A Half-Filled Room
For almost 82% of my life, I shared a bedroom or office with Henry’s Uncle, James. I'm very blessed I got all that time with my brother (good or bad). I still walk into our office everyday and see his desk as he last left it with his final tasks written on the glass wall. I still remember the final time he left the office on that Wednesday, December 5, as I didn't say goodbye because I was trying to think of my next sentence in an email. I remember it all very vividly because we always said goodbye, see you tomorrow, every time we left the office, except that one day.
We operated in such close quarters on a daily basis and I still didn't know he was hurting that bad. We didn't know he relapsed and began using Oxycontin again. James did not want to die. He had to much life left to give. To put it simply, he was hurting and getting high numbed that hurt.
I wish he reached out for help.
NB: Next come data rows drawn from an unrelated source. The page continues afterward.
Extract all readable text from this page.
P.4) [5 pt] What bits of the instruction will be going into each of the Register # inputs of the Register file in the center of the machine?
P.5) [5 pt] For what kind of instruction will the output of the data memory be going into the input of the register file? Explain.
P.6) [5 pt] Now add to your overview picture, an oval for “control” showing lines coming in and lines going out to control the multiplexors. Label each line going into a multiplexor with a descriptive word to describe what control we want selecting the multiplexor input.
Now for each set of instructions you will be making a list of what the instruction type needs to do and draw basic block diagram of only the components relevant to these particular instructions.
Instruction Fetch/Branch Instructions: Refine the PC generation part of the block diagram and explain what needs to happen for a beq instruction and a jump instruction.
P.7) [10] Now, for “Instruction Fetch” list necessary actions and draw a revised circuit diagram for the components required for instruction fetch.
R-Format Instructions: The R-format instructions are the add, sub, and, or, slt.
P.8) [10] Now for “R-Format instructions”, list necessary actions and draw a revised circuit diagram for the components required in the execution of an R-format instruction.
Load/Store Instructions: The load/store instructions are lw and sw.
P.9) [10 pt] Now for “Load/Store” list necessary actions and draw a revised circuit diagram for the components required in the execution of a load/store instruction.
I wish I was more open about addiction issues so he felt comfortable to ask me for help. I was within 10 feet of him for 82% of my life. Unfortunately, I was not educated about addiction. What I know now, I wish I knew 4 months ago.
That is why we created Henry’s Uncle, so we can help educate others and offer support and guidance about opioid addiction for families and individuals who are battling active addiction and recovery.
We need to stop silencing this disease! Addiction does not discriminate. Addiction does not care who you are. All it cares about is it's next high and we need to help those people suffering from this disease.
Do not judge people suffering from addiction because it's that judgement and shame on why they don't ask for help.
Because of addiction, I now walk into our office and look at an empty desk.
It starts with us to change the narrative around addiction. Join us in doing so.